Kris Mok created SPARK-23032:
--------------------------------

             Summary: Add a per-query codegenStageId to WholeStageCodegenExec
                 Key: SPARK-23032
                 URL: https://issues.apache.org/jira/browse/SPARK-23032
             Project: Spark
          Issue Type: Improvement
          Components: SQL
    Affects Versions: 2.3.0
            Reporter: Kris Mok


Proposing to add a per-query ID to the codegen stages as represented by 
{{WholeStageCodegenExec}} operators. This ID will be used in
* the explain output of the physical plan, and in
* the generated class name.

Specifically, this ID will be stable within a query, counting up from 1 in 
depth-first post-order for all the {{WholeStageCodegenExec}} inserted into a 
plan.
The ID value 0 is reserved for "free-floating" {{WholeStageCodegenExec}} 
objects, which may have been created for one-off purposes, e.g. for fallback 
handling of codegen stages that failed to codegen the whole stage and wishes to 
codegen a subset of the children operators.

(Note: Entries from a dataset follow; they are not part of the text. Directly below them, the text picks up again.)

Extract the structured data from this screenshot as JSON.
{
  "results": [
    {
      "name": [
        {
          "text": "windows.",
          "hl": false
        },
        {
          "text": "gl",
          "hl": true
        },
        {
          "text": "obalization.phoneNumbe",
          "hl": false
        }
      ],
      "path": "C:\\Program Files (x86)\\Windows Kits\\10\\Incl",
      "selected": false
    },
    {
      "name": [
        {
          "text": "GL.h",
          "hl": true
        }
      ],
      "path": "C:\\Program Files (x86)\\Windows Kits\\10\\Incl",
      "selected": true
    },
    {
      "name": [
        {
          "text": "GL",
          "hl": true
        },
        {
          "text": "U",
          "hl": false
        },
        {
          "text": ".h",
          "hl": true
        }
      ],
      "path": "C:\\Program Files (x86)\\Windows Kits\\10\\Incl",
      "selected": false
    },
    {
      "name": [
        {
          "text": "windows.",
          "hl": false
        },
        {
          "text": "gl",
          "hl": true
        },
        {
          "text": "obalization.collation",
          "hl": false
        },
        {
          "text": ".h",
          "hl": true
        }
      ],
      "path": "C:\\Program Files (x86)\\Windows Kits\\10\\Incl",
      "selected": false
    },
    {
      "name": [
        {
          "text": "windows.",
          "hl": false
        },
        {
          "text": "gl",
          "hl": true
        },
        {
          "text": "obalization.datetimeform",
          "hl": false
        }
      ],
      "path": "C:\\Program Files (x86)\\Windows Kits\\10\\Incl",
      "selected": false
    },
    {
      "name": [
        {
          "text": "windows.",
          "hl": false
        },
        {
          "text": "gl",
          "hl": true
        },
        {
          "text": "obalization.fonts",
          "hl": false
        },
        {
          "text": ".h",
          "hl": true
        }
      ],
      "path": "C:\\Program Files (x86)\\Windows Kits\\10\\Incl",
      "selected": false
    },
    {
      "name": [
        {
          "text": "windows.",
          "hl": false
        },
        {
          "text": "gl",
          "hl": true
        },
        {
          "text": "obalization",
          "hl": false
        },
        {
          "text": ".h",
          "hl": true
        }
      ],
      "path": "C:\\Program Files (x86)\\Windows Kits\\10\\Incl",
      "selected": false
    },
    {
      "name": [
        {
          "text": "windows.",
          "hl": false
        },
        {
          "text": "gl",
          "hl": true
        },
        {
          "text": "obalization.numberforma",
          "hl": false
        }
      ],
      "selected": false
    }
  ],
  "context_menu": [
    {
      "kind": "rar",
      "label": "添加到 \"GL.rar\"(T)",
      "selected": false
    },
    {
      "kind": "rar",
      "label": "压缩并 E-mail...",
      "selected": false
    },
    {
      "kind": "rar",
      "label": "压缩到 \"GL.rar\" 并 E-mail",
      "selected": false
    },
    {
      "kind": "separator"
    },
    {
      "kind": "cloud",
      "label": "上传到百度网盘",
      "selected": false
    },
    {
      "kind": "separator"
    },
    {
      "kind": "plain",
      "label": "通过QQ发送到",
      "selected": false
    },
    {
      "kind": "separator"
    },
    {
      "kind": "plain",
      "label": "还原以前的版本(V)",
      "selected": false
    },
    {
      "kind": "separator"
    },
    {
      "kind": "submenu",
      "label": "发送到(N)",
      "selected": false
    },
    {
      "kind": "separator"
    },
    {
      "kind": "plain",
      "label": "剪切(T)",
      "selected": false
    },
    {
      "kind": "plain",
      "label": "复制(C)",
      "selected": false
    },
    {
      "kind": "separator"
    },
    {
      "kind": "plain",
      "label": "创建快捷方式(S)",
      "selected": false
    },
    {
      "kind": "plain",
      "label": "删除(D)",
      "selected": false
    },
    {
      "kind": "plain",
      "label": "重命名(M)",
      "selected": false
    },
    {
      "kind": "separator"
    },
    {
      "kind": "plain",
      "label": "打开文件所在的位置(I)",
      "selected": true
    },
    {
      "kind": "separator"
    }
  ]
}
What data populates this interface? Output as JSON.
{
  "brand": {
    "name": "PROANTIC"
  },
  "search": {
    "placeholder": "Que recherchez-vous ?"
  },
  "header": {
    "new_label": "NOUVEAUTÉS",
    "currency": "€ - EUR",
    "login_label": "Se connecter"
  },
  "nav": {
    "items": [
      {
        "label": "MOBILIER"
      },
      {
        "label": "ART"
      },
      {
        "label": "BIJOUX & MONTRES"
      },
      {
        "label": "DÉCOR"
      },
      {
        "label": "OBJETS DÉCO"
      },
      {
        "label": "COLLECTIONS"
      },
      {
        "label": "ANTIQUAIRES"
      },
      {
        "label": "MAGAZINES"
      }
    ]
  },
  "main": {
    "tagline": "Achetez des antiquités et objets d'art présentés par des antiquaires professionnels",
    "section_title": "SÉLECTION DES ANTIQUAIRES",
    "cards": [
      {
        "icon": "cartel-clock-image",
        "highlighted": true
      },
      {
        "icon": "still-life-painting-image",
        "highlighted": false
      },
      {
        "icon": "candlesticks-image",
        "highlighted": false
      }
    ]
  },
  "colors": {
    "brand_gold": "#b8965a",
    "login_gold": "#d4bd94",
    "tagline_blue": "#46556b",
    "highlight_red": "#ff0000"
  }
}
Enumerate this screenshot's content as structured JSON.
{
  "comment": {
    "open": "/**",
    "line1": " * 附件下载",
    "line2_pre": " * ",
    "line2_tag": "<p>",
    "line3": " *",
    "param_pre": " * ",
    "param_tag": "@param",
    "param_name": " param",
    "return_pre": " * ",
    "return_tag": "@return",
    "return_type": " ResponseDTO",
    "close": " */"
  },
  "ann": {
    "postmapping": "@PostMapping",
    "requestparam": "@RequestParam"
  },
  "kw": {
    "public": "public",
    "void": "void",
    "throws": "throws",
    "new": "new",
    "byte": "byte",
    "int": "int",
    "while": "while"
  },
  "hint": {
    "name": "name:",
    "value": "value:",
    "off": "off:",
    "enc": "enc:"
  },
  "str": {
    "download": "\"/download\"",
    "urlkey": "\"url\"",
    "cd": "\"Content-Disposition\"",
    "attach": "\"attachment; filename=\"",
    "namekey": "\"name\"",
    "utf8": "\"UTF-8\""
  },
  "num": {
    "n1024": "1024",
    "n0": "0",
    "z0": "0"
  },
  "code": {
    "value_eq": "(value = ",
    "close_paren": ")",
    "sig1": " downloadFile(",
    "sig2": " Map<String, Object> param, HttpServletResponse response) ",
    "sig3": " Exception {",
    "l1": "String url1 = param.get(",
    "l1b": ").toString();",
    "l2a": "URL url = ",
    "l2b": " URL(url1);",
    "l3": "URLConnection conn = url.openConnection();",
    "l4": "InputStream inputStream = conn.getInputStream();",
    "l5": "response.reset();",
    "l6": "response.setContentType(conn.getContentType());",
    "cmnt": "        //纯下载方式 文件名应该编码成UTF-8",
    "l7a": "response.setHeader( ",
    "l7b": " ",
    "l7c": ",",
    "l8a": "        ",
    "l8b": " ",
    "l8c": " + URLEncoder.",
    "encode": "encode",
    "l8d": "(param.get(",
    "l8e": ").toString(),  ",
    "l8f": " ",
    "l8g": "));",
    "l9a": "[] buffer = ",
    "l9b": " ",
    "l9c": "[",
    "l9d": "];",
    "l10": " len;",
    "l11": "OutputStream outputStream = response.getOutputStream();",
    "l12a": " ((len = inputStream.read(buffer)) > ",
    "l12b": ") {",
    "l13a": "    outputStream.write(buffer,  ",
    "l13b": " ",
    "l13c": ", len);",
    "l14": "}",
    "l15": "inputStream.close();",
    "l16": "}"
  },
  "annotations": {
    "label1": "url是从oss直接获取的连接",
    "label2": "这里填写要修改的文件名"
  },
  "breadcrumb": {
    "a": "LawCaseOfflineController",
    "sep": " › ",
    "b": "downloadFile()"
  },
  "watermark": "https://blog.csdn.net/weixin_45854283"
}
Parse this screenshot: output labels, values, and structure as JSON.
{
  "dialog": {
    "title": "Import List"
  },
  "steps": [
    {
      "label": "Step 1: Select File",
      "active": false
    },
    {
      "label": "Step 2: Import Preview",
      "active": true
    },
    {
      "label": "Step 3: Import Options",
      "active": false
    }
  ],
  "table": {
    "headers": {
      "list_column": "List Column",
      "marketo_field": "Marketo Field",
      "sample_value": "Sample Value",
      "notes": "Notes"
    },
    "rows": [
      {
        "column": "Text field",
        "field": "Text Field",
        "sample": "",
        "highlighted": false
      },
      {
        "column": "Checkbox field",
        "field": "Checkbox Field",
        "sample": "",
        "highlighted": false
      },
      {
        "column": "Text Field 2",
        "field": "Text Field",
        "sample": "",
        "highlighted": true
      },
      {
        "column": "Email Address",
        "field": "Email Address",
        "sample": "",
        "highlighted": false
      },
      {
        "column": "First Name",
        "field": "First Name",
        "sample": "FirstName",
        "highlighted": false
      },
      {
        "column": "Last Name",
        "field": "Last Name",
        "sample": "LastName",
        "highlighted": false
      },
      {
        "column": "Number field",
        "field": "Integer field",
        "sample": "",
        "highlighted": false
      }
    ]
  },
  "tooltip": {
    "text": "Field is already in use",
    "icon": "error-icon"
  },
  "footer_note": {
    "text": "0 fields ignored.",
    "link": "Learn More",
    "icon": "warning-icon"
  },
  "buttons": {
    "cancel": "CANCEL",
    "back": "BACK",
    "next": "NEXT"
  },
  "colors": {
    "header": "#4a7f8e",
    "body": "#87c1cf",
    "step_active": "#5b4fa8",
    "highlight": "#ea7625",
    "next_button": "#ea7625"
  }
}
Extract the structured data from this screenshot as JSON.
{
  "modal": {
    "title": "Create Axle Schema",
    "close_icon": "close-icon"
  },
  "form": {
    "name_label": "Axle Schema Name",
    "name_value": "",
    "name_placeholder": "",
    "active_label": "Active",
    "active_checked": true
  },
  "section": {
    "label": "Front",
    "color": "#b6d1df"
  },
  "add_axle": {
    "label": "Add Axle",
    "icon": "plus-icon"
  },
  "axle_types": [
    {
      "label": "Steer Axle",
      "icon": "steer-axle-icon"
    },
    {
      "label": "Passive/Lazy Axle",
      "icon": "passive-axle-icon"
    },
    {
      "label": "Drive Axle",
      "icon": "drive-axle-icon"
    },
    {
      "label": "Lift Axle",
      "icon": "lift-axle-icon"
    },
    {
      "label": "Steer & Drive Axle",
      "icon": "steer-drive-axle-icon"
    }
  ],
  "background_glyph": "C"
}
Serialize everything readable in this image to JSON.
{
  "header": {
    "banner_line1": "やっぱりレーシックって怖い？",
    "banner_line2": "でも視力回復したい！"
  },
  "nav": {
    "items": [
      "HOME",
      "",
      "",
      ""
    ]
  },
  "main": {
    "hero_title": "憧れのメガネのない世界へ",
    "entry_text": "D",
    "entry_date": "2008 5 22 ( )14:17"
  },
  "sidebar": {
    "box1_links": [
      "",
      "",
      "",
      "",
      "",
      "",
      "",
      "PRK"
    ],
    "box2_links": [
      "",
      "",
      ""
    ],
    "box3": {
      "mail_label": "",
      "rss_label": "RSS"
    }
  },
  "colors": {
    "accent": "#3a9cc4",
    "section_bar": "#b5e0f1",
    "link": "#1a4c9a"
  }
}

Example: for the following query:
{code:none}
scala> spark.conf.set("spark.sql.autoBroadcastJoinThreshold", 1)

scala> val df1 = spark.range(10).select('id as 'x, 'id + 1 as 
'y).orderBy('x).select('x + 1 as 'z, 'y)
df1: org.apache.spark.sql.DataFrame = [z: bigint, y: bigint]

scala> val df2 = spark.range(5)
df2: org.apache.spark.sql.Dataset[Long] = [id: bigint]

scala> val query = df1.join(df2, 'z === 'id)
query: org.apache.spark.sql.DataFrame = [z: bigint, y: bigint ... 1 more field]
{code}

The explain output before the change is:
{code:none}
scala> query.explain
== Physical Plan ==
*SortMergeJoin [z#9L], [id#13L], Inner
:- *Sort [z#9L ASC NULLS FIRST], false, 0
:  +- Exchange hashpartitioning(z#9L, 200)
:     +- *Project [(x#3L + 1) AS z#9L, y#4L]
:        +- *Sort [x#3L ASC NULLS FIRST], true, 0
:           +- Exchange rangepartitioning(x#3L ASC NULLS FIRST, 200)
:              +- *Project [id#0L AS x#3L, (id#0L + 1) AS y#4L]
:                 +- *Range (0, 10, step=1, splits=8)
+- *Sort [id#13L ASC NULLS FIRST], false, 0
   +- Exchange hashpartitioning(id#13L, 200)
      +- *Range (0, 5, step=1, splits=8)
{code}
Note how codegen'd operators are annotated with a prefix {{"*"}}.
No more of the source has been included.